During the follow-up period, 8 elbows underwent reoperation, including 6 (21%) that underwent implant revision. At most recent follow-up, 22 elbows (76%) subjectively had a satisfactory overall functional result. The mean Mayo Elbow Performance Score was 78 points (range, 50-100 points), with 18 elbows graded as having an excellent or good result. Compared with preoperative range of motion, the mean extension-flexion arc improved from 65° ± 44° to 89° ± 35° (P = .01), mean flexion improved from 113° ± 23° to 126° ± 26° (P = .02), and mean extension improved from 48° ± 25° to 37° ± 26° (P = .08). By use of the Kaplan-Meier survivorship method, the rate of TEA survival from any revision was 96.4% (95% confidence interval, 89.8%-100%) and 79.9% (95% confidence interval, 65.1%-97.5%) at 5 years and 10 years, respectively.

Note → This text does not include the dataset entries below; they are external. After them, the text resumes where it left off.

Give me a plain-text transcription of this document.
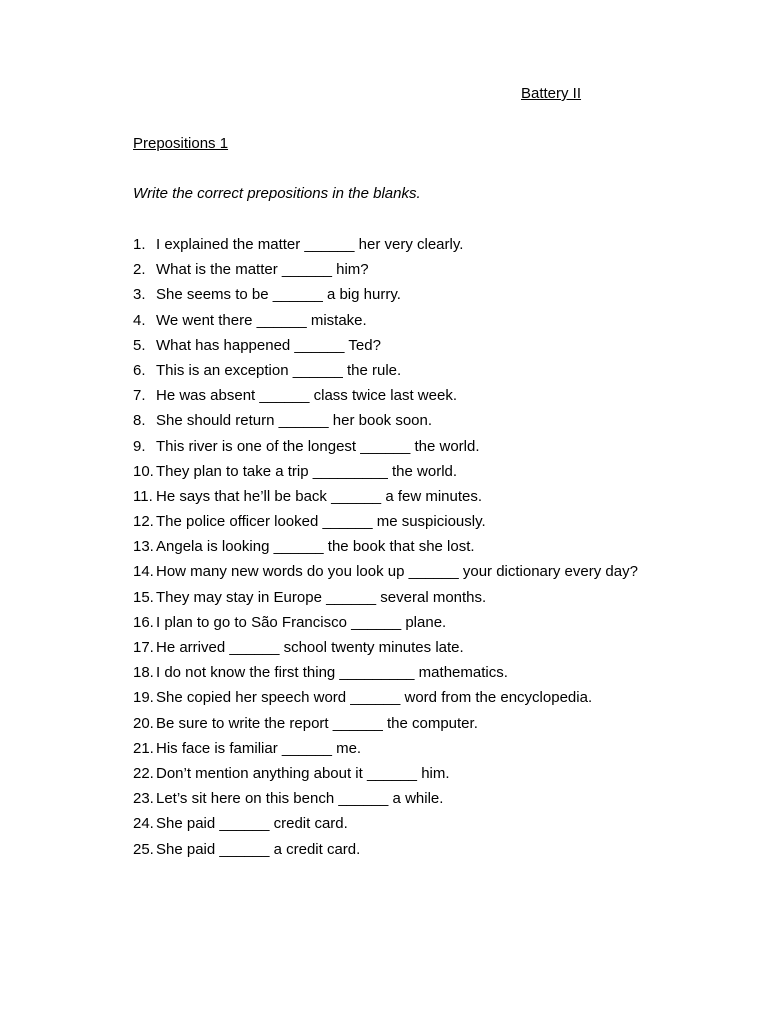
Battery II
Prepositions 1
Write the correct prepositions in the blanks.
1. I explained the matter ______ her very clearly.
2. What is the matter ______ him?
3. She seems to be ______ a big hurry.
4. We went there ______ mistake.
5. What has happened ______ Ted?
6. This is an exception ______ the rule.
7. He was absent ______ class twice last week.
8. She should return ______ her book soon.
9. This river is one of the longest ______ the world.
10. They plan to take a trip _________ the world.
11. He says that he’ll be back ______ a few minutes.
12. The police officer looked ______ me suspiciously.
13. Angela is looking ______ the book that she lost.
14. How many new words do you look up ______ your dictionary every day?
15. They may stay in Europe ______ several months.
16. I plan to go to São Francisco ______ plane.
17. He arrived ______ school twenty minutes late.
18. I do not know the first thing _________ mathematics.
19. She copied her speech word ______ word from the encyclopedia.
20. Be sure to write the report ______ the computer.
21. His face is familiar ______ me.
22. Don’t mention anything about it ______ him.
23. Let’s sit here on this bench ______ a while.
24. She paid ______ credit card.
25. She paid ______ a credit card.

Primary TEA for JIA patients is technically challenging and frequently requires implant modification or custom designs. These patients might have high complication and revision rates. However, most benefit from the intervention for a long term.
幼年特发性关节炎(JIA)患者的肘关节假体置换可能很复杂,且在技术上具有挑战性。因此,我们试图评估为治疗这些患者而进行的初次半限制连接式全肘关节置换术(TEA)的临床益处和假体使用寿命。
1983年至2005年间,24例患者(20名女性和4名男性)的29个肘关节因JIA进行了置换。平均年龄为37岁(范围24 - 68岁)。由于存在潜在畸形,9个肘关节(31%)的植入物轮廓进行了修改,5个肘关节(17%)植入了定制植入物。平均随访时间为10.5年(范围4.6 - 20.1年)。
在随访期间,8个肘关节接受了再次手术,其中6个(21%)进行了植入物翻修。在最近一次随访时,22个肘关节(76%)主观上总体功能结果令人满意。Mayo肘关节功能评分平均为78分(范围50 - 100分),18个肘关节评为优良结果。与术前活动范围相比,平均屈伸弧度从65°±44°改善至89°±35°(P = 0.01),平均屈曲从113°±23°改善至126°±26°(P = 0.02),平均伸展从48°±25°改善至37°±26°(P = 0.08)。采用Kaplan - Meier生存分析法,TEA在5年和10年时从任何翻修情况的生存率分别为96.4%(95%置信区间,89.8% - 100%)和79.9%(95%置信区间,65.1% - 97.5%)。
JIA患者的初次TEA在技术上具有挑战性,且经常需要植入物修改或定制设计。这些患者可能有较高的并发症和翻修率。然而,大多数患者长期受益于该干预措施。